“Somehow, you just do.”
He looked at her hand, at the spot she touched, his eyelashes dark and wet.
Bryan reemerged from Micah’s room, Amy at his side, dabbing a tissue beneath her eyes. Bethany jerked her arm away.
Evan stood and disappeared inside the room. It was the strange desire to follow him, to grab his hand the way Amy held on to her husband’s, that brought her back to her senses. With Evan gone, and Bryan and Amy wrapped in a hug, she swung the strap of her purse over her shoulder and strode to the elevator, urging it open before anybody could catch her escaping.
The elevator ding ed, and the doors slid apart. She stepped inside and jabbed the button for the ground floor several times. She didn’t exhale until she reached the parking lot. The tension in her shoulders leaked away with every step toward her car. The farther away she got from Peaks, the better.
EIGHT
B ethany inhaled the scent of Pine-Sol and freshly cleaned carpets and ran her fingertips over the mahogany surface of her desk. After her three-day leave, she returned to work to find a pile of memos, e-mails, and voice mails waiting for her. She plucked a file from her desk and scanned the printouts inside, tapping her pen against the manila folder.
The memory of Robin’s face poked Bethany’s conscience. She exhaled a deep breath, as if she could expel the memories of the last few days. Grief had wrapped Robin in such a hazy cocoon that she probably hadn’t noticed Bethany’s absence.
But what about Evan? He accused her of going to Peaks for selfish reasons, and she had done nothing but prove him right. The printouts rattled in her trembling hand. She straightened the corners of the papers crinkled in her grip and slipped them inside a folder. So what if he thought the worst of her? What did she care? They were nothing more than strangers—forced together by coincidence and location and mutual acquaintances. What he thought about her didn’t matter.
She swiveled toward her computer and clicked on an unopened message from the architectural design department. When the e-mail popped up on her computer screen, she noticed Jeff McKinley’s address cc’d below her own. She squinted at the screen. Why would design include Jeff in an e-mail concerning the River Oaks account? Sure, they sometimes workedtogether since they were the only two architects in the renovation department, but Martin had specifically given this account to her, not Jeff. She skimmed the body of the e-mail, feeling out of the loop. She didn’t like it.

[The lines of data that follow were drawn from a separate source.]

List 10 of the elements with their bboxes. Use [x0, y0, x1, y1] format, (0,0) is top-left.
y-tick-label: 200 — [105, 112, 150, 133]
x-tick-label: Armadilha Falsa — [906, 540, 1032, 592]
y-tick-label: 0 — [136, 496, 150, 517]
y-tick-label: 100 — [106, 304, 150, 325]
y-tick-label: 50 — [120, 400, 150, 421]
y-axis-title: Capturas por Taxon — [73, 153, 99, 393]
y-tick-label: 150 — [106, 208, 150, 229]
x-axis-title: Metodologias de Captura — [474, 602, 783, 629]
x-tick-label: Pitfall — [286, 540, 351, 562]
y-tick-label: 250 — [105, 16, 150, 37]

She stood and rolled her shoulders. She would head down to design right now and crank out a 3-D rendering that would make Martin’s head spin. She exited her work station, strode down the hallway, and turned into the lobby, her heels clicking against the granite tile. Parker Crane’s receptionist sat behind a desk, bathed in a stream of sunlight pouring in from the high-paneled windows. She looked up at the echo of Bethany’s footsteps as she marched toward the double doors leading to design and marketing. The elevator opened and Martin stepped out, carrying his black leather briefcase in one hand and a Starbucks Grande in the other.
“Bethany,” he said, raising his eyebrows.
Her chest swelled with pride. Not many employees came back early from vacation. If that’s what she wanted to call her trip to Peaks.
“You’re back.”
She pulled herself straighter. “I was eager to get going on the River Oaks project.”
“This certainly is a surprise.” Martin turned to the receptionist. “Could you page Rhonda for me and tell her Bethany is here?” He gave the top of the desk two firm taps with the bottom of his coffee cup and looked at Bethany. “If you don’t mind, I’d like to speak with you in my office.”
The 3-D rendering dropped from her radar. She fell in behind him and followed, the clicking of her heels no longer keeping the upbeat tempo they’d found upon entering the lobby.